Salah seorang sahabat menjawab: “Wahai Rasulullah, mereka adalah anak-anak
orang musyrik juga.” Lalu beliau bersabda: “Ingatlah, jangan
kalian membunuh anak-anak! Ingatlah, jangan kalian membunuh anak-anak !”
Kemudian beliau bersabda: “Setiap anak itu dilahirkan dalam keadaan fitrah…”
Dari
hadis dan sebab wurudnya di atas dapat dipahami:
(Sekali lagi) bahwa semua anak (tanpa kecuali) terlahir dalam
keadaan berpotensi baik, bernaluri tauhid. Bahwa fitrah tersebut bersifat
terbuka, dapat dipengaruhi faktor dari luar, dan pendidikanlah (yang dalam
hadis ini dilambangkan dengan orang tua) yang mempengaruhi perkembangan anak
selanjutnya. Faktor pendidikan di sini dapat berupa pendidikan keluarga,
pendidikan sekolah ataupun pendidikan masyarakat/lingkungan (atau yang lazim
disebut dengan tri pusat pendidikan).
4. Faktor Kemauan (Iradah)
Faktor intern sangatlah penting hubungannya dengan daya pembentukan
kepribadian menyesuaikan dengan pola-pola kepribadian menurut al-Qur’an. Faktor
itu meliputi fungsi jiwa rohani seperti akal, nafsu, roh, kalbu, dan menurut Nabi
SAW. yang terpenting di antara unsur-unsur itu ialah kalbu atau hati, yang di
dalamnya terdapat hasrat atau iradah.
Ternyata lingkungan tidak dapat mempengaruhi jiwa yang kuat
sempurna itu. Nabi Muhammad SAW. dilahirkan dan didewasakan di tengah lingkungan
segalanya, baik keluarga atau masyarakatnya yang sudah jauh menyimpang dari
tauhid atau fitrah manusia. Namun kenyataannya beliau justru yang memperbaiki
suasana kebobrokan itu. Di sini mudah dibaca adanya faktor lain sebagai
rahasia. Itulah faktor X sebagai iradah (kemauan) manusia
dan hidayah (petunjuk) Ilahi. Wa Allahu a‘lam.

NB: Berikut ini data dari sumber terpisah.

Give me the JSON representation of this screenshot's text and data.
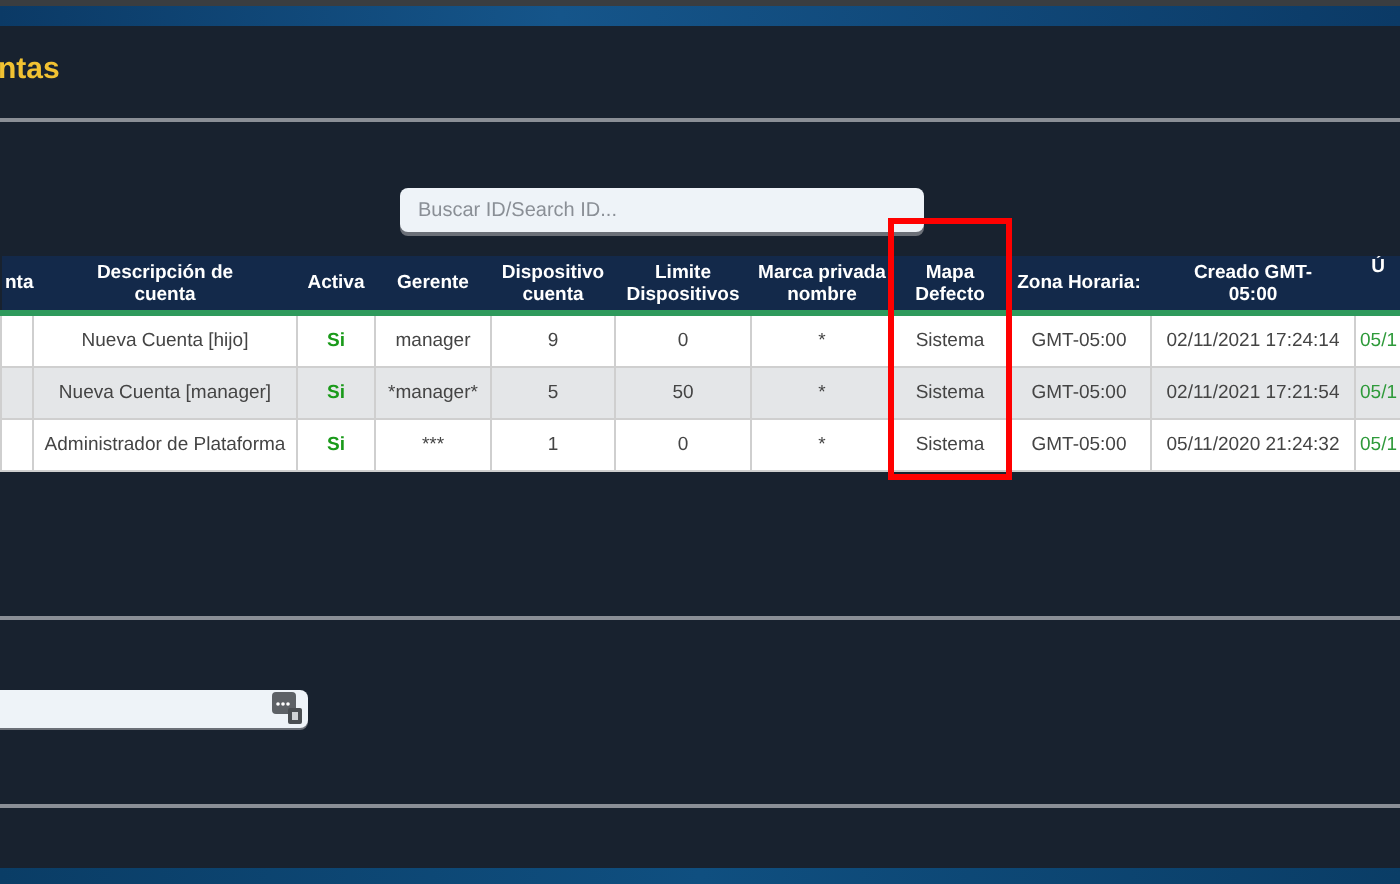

Karena adanya hasrat dan niat itu maka manusia mencapai
kemampuannya dalam kebebasan iradah atau kehendak menyingkapkan tabir
kegelapan untuk menemukan cahaya iman. Karena iradah ini, Allah
membebankan perintah ibadah kepada manusia dan karenanya maka dijanjikan pahala
dan ancaman sebagai siksaan. Dan Allah tidak membebankan sesuatu kepada manusia
di luar kemampuannya.[10]
Niat kuat dari hamba Allah untuk berbuat sesuatu, disertai iman
kuat pula, akan dapat menyingkirkan krikil-krikil tajam yang senantiasa ada di
sekitarnya. Nabi Muhammad SAW. telah sukses sebagai pendidik dalam tempo
singkat, di antaranya karena adanya iradah (kehendak) yang kuat, niat
yang mantap, didukung oleh iman kuat pula. Ali Abdul Adhim menyebut
faktor iradah, sebagai tak kurang pentingnya dalam upaya mempengaruhi
kepribadian atau tingkah laku seseorang, memberi bukti dengan menunjuk apa yang
tertera dalam surat al-Balad.
Ayat-ayat pada surat tersebut berkesimpulan membuktikan bahwa Allah
SWT. menyelamatkan Rasul dari pengaruh lingkungan (paganisme, dosa, dan sesat),
sejak beliau kecil hingga dewasa. Diisyaratkan oleh Allah bahwa Dia memberi
bekal kepada manusia kekuatan material dan spiritual. Allah memberikan kepada
manusia pancaindra, akal, petunjuk, ilham akan jalan menuju kebaikan dan
kejahatan. Tak lain, faktor iradah atau kehendak dengan niat yang kuat itulah
yang mendorong Nabi beramal demikian gigih. Sabdanya : “Tiada lain
(bahwasanya) amal-amal itu tergantung pada (bagaimana) niatnya.”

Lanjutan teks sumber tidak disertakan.